Он протянул бутылку, самогон, без этикетки, с янтарным цветом, будто солнце.
— Сам гнал, добавил Степаныч. — Хороший.
Уильям взял бутылку. Подержал в руке.
— Заходи.
Степаныч зашёл, снял тулуп, огляделся. Малой сидел у печи с книгой, смотрел на гостя спокойно, и без испуга.
— Большой уже, сказал Степаныч, кивнув на него.
— Растёт, сказал Уильям.
Они сели за стол. Уильям нашёл два стакана, один с отколотым краем и налил. Степаныч говорил: о зиме, о ценах на солярку, о том, что у Никанорова сдохла лошадь и он теперь ищет трактор. Уильям слушал, кивал, отвечал редко. «Да». «Понятно». «Трудно».
Степаныч не обижался, он, кажется, и не ждал большего.
Когда уходил, уже в сумерках, остановился в дверях.
— Ты, Харад, мужик правильный, сказал он. — Только молчишь много.
Уильям подумал немного над его словами.
— Да,ответил он.
Степаныч усмехнулся и ушёл в темноту, скрипя снегом. Уильям закрыл дверь, бутылка на столе была ещё почти полная. Малой давно спал. Он налил ещё немного, сел, поставил стакан перед собой и не пил, просто смотрел. За окном не было ничего, кроме темноты и снега, и где-то там, за километрами поля, за этой землёй, которую он начинал чувствовать своей, был пустой деревянный крест с именем, вырезанным криво. Он здесь останется, теперь он знал это точно.
Всё остальное, потом.
* * *
Банки Уильям вешал на забор с вечера, три штуки на гвоздях, на разной высоте. Из-под ног сына утром поднялась пороша.
— Стреляй.
Малой поднял пневматику. Она была ему немного длинна, приходилось чуть поворачивать корпус, чтобы приклад лёг в плечо. Уильям не помогал, просто смотрел.

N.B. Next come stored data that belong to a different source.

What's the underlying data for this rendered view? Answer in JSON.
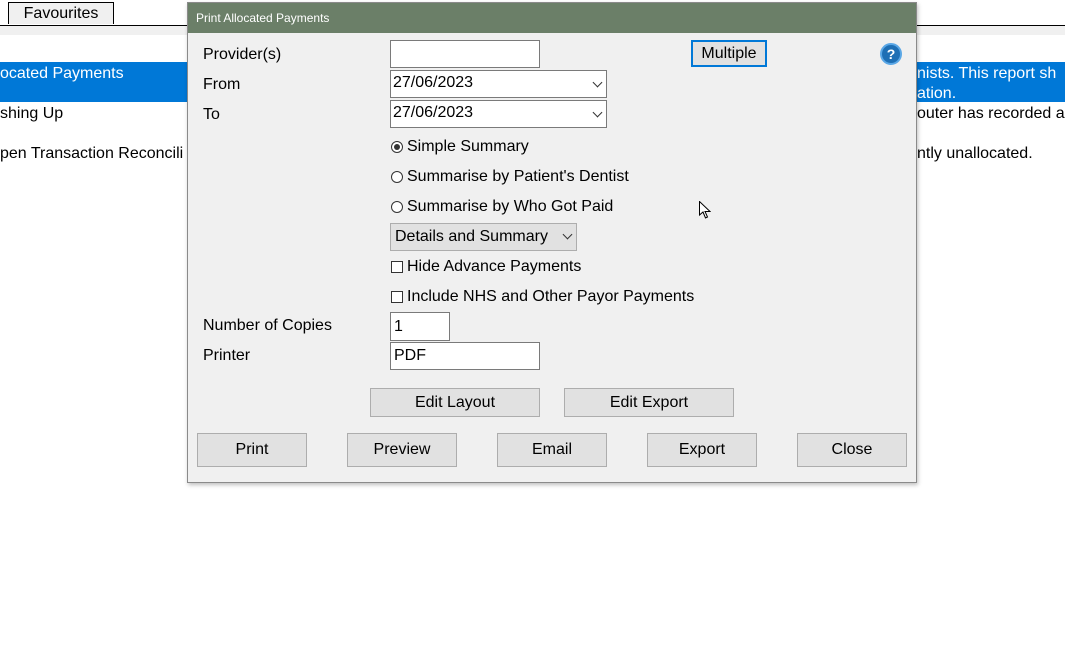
{
  "background": {
    "tab": "Favourites",
    "selected_row_left": "ocated Payments",
    "selected_row_right_line1": "nists. This report sh",
    "selected_row_right_line2": "ation.",
    "row2_left": "shing Up",
    "row2_right": "outer has recorded a",
    "row3_left": "pen Transaction Reconcili",
    "row3_right": "ntly unallocated."
  },
  "dialog": {
    "title": "Print Allocated Payments",
    "help_label": "?",
    "providers": {
      "label": "Provider(s)",
      "value": ""
    },
    "multiple_button": "Multiple",
    "from": {
      "label": "From",
      "value": "27/06/2023"
    },
    "to": {
      "label": "To",
      "value": "27/06/2023"
    },
    "radio_options": [
      {
        "label": "Simple Summary",
        "selected": true
      },
      {
        "label": "Summarise by Patient's Dentist",
        "selected": false
      },
      {
        "label": "Summarise by Who Got Paid",
        "selected": false
      }
    ],
    "detail_dropdown": "Details and Summary",
    "checkboxes": [
      {
        "label": "Hide Advance Payments",
        "checked": false
      },
      {
        "label": "Include NHS and Other Payor Payments",
        "checked": false
      }
    ],
    "copies": {
      "label": "Number of Copies",
      "value": "1"
    },
    "printer": {
      "label": "Printer",
      "value": "PDF"
    },
    "edit_layout_button": "Edit Layout",
    "edit_export_button": "Edit Export",
    "buttons": {
      "print": "Print",
      "preview": "Preview",
      "email": "Email",
      "export": "Export",
      "close": "Close"
    },
    "colors": {
      "titlebar": "#6b7f68",
      "accent": "#0078d7"
    }
  }
}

Выстрел и мимо. Второй тоже мимо, пуля ушла низко, в доску забора. Малой опустил ствол. Уильям подошёл к забору, снял дальнюю банку и повесил её на гвоздь ближе, примерно на четыре шага. Вернулся. Встал сбоку, скрестил руки.
— Стреляй.
Малой выстрелил. Банка качнулась, но не упала, пуля задела край.
— Ещё.
Банка упала на четвёртый раз. Уильям поднял её, повесил обратно. Отошёл.
— Ещё.
Они стояли во дворе до тех пор, пока банка не начала падать со второго выстрела. Потом с первого. Мороз стягивал кожу на лице. Малой не жаловался, а только шмыгал носом и сжимал рукоятку. Когда зарядил в четырнадцатый или пятнадцатый раз, пальцы у него уже плохо гнулись.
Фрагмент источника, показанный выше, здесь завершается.